Restaurants Roasting People Who Gave Them Negative Yelp Reviews (25 Pics)
Life lesson learned last night, if you are too drunk to use the atm leave the strip club
i honestly don't know why someone didn't cut me off after i broke the ceiling lamp with MY HEAD
Horrible. I told her my girlfriend is in the hospital and she tried to give me a lapdance.
They made the rule if I caught the ball with my cleavage they would drink the entire beer pong table. I don't think they expected me to actually do it.
I literally used, "MY VAGINA IS TOO FANTASTIC FOR HIM TO STAY GAY" as a valid argument for attempting to fuck my gay friend.
Woman Posts Harassing DMs From Creep Online, Now He’s Upset Because People Told His Mom
I call BS on that! THAT WAS TOTALLY AN INTERCEPTION. JENNINGS HAD THAT.
PEOPLE ARE FLIPPING FURNITURE HERE. IN THE ROOM ABOVE ME. I HEARD SOMEONE WOOKIE CALL IN ANGER FROM SOMEWHERE IN THIS BUILDING.

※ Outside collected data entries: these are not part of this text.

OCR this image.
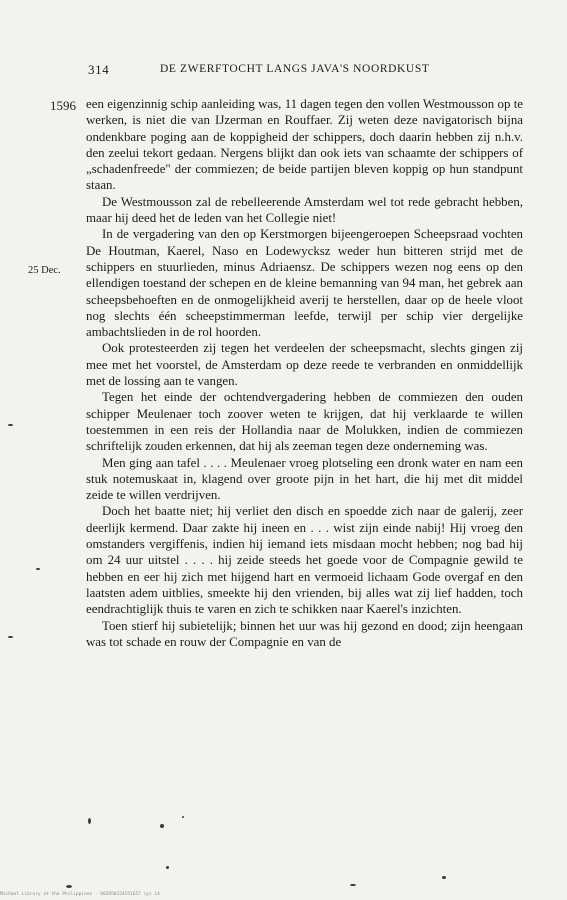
314	DE ZWERFTOCHT LANGS JAVA'S NOORDKUST
1596
25 Dec.

een eigenzinnig schip aanleiding was, 11 dagen tegen den vollen Westmousson op te werken, is niet die van IJzerman en Rouffaer. Zij weten deze navigatorisch bijna ondenkbare poging aan de koppigheid der schippers, doch daarin hebben zij n.h.v. den zeelui tekort gedaan. Nergens blijkt dan ook iets van schaamte der schippers of „schadenfreede" der commiezen; de beide partijen bleven koppig op hun standpunt staan.

De Westmousson zal de rebelleerende Amsterdam wel tot rede gebracht hebben, maar hij deed het de leden van het Collegie niet!

In de vergadering van den op Kerstmorgen bijeengeroepen Scheepsraad vochten De Houtman, Kaerel, Naso en Lodewycksz weder hun bitteren strijd met de schippers en stuurlieden, minus Adriaensz. De schippers wezen nog eens op den ellendigen toestand der schepen en de kleine bemanning van 94 man, het gebrek aan scheepsbehoeften en de onmogelijkheid averij te herstellen, daar op de heele vloot nog slechts één scheepstimmerman leefde, terwijl per schip vier dergelijke ambachtslieden in de rol hoorden.

Ook protesteerden zij tegen het verdeelen der scheepsmacht, slechts gingen zij mee met het voorstel, de Amsterdam op deze reede te verbranden en onmiddellijk met de lossing aan te vangen.

Tegen het einde der ochtendvergadering hebben de commiezen den ouden schipper Meulenaer toch zoover weten te krijgen, dat hij verklaarde te willen toestemmen in een reis der Hollandia naar de Molukken, indien de commiezen schriftelijk zouden erkennen, dat hij als zeeman tegen deze onderneming was.

Men ging aan tafel . . . . Meulenaer vroeg plotseling een dronk water en nam een stuk notemuskaat in, klagend over groote pijn in het hart, die hij met dit middel zeide te willen verdrijven.

Doch het baatte niet; hij verliet den disch en spoedde zich naar de galerij, zeer deerlijk kermend. Daar zakte hij ineen en . . . wist zijn einde nabij! Hij vroeg den omstanders vergiffenis, indien hij iemand iets misdaan mocht hebben; nog bad hij om 24 uur uitstel . . . . hij zeide steeds het goede voor de Compagnie gewild te hebben en eer hij zich met hijgend hart en vermoeid lichaam Gode overgaf en den laatsten adem uitblies, smeekte hij den vrienden, bij alles wat zij lief hadden, toch eendrachtiglijk thuis te varen en zich te schikken naar Kaerel's inzichten.

Toen stierf hij subietelijk; binnen het uur was hij gezond en dood; zijn heengaan was tot schade en rouw der Compagnie en van de

Michael Library at the Philippines · 002050154551657 (p) 14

I'd be lying if I said I wasn't scared, even a little.
You are a magnificent human being. I love you from head to toe. This wine is DELICIOUS.
Speaking of mom and dad and Halloween... Mom bought a size small slutty nurse outfit last night. So yeah, they're getting hammered
I don't know if the fact that I carry lube in my purse means I'm living life right or I'm doing it wrong..
And why in he fuck did I get 'dick' in Romanian tattooed on my forearm
What??! Dude I'm not having you barging in at like 2 am smelling of cigarettes and disappointment to sleep on my couch and then have an awkward morning with my wife while I'm at work.